Blood ivory shipment returns to Kenya


(Posted 23rd December 2016)

Nearly two tons of blood ivory were returned from Singapore to Kenya after a tip off and then exemplary cooperation between the two countries.
Kenyan officials had gotten wind of the shipment after the containers left on a ship bound for Singapore but managed to recall the cargo which consisted of marked tusks and ivory pieces, suggesting they contraband had been stolen from government stores.
In recent days were several shipments of blood ivory intercepted in Cambodia, all allegedly destined for China, where the greed for the ‘white gold‘, unchecked by the Chinese government, continues to cause the slaughter of the African elephant population.
Poaching in parts of Africa is still out of control while in other countries the dramatically reduced numbers have seen poaching gangs shift their operations elsewhere, the Selous Game Reserve being a case in point.

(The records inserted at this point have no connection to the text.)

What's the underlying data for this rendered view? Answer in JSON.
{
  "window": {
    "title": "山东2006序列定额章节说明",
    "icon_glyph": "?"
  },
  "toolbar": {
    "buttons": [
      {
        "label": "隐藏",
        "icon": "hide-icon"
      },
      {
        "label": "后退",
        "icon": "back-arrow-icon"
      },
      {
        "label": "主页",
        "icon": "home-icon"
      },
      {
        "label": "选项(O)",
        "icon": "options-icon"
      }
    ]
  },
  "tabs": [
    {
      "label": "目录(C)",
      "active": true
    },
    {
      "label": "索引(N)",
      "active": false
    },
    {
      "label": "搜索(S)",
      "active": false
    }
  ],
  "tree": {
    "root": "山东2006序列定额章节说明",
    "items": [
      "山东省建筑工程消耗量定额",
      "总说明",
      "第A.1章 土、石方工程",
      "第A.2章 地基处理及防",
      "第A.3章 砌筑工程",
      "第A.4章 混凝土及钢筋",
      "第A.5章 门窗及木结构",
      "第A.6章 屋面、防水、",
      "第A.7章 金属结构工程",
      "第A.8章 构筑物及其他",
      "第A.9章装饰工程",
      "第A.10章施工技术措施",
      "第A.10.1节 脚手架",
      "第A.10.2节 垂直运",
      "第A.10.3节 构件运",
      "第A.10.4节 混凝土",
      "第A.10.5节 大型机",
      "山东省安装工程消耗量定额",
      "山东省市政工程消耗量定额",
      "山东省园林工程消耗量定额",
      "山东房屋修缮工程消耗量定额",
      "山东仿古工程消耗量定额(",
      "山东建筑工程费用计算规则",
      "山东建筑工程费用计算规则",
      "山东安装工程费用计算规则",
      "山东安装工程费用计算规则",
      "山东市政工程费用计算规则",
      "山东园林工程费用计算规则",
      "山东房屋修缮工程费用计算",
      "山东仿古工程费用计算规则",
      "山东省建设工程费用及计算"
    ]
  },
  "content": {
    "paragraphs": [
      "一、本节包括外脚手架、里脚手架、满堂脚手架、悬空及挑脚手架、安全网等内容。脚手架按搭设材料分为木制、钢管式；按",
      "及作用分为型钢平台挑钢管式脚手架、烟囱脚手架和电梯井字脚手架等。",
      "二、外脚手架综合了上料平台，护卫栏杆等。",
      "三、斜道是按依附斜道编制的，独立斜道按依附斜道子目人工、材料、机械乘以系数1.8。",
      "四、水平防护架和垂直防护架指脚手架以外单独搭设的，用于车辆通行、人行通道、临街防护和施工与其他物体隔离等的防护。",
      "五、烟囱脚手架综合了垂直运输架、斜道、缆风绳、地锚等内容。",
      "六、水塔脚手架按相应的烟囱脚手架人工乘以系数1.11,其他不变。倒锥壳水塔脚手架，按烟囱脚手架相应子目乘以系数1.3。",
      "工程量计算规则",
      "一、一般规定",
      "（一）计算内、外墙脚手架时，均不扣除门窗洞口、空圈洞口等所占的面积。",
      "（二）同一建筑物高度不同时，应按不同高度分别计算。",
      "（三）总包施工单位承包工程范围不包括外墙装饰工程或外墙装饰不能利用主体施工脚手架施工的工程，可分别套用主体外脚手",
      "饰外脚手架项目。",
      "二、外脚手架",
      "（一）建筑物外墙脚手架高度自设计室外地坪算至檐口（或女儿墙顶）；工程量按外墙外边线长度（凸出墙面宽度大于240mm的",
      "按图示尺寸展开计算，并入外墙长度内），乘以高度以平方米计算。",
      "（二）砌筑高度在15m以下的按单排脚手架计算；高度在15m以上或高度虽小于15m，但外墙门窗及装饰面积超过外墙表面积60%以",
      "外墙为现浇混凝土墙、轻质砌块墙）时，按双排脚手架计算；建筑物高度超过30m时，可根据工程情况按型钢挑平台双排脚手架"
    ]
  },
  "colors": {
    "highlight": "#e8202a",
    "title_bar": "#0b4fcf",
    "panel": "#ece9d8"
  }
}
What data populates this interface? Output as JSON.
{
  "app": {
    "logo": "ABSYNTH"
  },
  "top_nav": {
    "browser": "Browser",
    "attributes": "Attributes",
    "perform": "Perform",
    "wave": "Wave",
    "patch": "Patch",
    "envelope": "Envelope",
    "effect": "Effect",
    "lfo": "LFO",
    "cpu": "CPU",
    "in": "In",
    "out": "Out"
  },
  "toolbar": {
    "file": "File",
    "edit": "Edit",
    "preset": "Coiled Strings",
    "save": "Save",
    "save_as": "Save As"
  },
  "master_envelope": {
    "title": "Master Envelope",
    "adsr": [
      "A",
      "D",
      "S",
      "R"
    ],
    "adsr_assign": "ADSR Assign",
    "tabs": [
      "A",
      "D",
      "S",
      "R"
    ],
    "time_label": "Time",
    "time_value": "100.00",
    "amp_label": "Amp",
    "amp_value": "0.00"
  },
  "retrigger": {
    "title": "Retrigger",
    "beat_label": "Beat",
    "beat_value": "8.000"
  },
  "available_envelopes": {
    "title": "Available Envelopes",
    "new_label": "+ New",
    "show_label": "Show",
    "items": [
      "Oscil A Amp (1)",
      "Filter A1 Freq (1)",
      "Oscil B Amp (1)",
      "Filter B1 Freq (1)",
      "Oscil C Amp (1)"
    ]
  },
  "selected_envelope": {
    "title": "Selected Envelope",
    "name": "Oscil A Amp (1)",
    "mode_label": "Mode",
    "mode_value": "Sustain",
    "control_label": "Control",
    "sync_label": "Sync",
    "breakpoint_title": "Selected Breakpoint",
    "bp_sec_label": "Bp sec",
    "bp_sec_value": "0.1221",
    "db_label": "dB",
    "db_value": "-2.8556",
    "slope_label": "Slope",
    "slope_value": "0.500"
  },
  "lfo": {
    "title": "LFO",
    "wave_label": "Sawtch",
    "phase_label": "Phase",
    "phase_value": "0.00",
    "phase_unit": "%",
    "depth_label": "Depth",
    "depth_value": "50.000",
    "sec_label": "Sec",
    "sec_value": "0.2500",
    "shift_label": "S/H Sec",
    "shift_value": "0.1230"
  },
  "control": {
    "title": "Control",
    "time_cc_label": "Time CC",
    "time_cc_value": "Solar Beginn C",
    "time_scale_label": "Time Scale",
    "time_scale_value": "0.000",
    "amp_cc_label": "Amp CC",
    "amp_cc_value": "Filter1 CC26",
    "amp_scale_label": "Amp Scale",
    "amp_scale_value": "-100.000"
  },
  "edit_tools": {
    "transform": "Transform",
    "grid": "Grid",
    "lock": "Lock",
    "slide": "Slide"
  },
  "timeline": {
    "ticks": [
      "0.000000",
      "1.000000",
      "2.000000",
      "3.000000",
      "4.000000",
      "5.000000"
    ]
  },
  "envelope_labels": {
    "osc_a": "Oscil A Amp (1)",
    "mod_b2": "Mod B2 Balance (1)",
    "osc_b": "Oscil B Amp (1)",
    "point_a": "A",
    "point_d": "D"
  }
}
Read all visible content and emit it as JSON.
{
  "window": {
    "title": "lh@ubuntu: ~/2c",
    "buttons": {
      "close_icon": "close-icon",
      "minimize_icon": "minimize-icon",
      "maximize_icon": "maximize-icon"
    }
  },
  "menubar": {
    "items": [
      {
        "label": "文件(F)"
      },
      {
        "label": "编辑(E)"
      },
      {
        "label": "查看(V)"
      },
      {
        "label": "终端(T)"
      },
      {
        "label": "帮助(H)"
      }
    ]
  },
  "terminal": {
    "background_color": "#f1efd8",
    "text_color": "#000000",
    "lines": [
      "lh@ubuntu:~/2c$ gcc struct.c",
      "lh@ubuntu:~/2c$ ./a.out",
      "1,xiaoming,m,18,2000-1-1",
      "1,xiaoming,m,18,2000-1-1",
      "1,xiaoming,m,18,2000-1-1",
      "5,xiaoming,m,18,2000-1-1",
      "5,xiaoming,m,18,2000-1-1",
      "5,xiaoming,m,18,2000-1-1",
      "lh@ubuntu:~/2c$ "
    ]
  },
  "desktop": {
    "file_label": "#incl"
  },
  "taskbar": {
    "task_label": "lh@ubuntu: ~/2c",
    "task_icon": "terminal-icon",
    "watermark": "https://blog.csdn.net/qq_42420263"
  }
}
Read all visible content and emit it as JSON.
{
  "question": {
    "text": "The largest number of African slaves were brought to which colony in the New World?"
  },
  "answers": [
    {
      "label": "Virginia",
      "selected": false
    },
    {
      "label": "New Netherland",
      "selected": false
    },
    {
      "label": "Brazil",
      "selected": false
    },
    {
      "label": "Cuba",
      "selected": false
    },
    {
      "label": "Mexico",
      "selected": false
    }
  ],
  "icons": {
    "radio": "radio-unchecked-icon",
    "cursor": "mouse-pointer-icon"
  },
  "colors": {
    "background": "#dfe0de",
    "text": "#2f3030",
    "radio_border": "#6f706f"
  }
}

Kenyan conservationists were prompt to suggest that only collusion at the port could have let the shipment through after stringent measures of cargo screening were introduced to allow customs and security officials to detect contraband like ivory but also drugs.
The last CITES convention in South Africa failed to extend greater protection for the African elephant after the European Union sabotaged the efforts led by Kenya and other East African countries by suddenly switching sides and voting against proposals of added protection.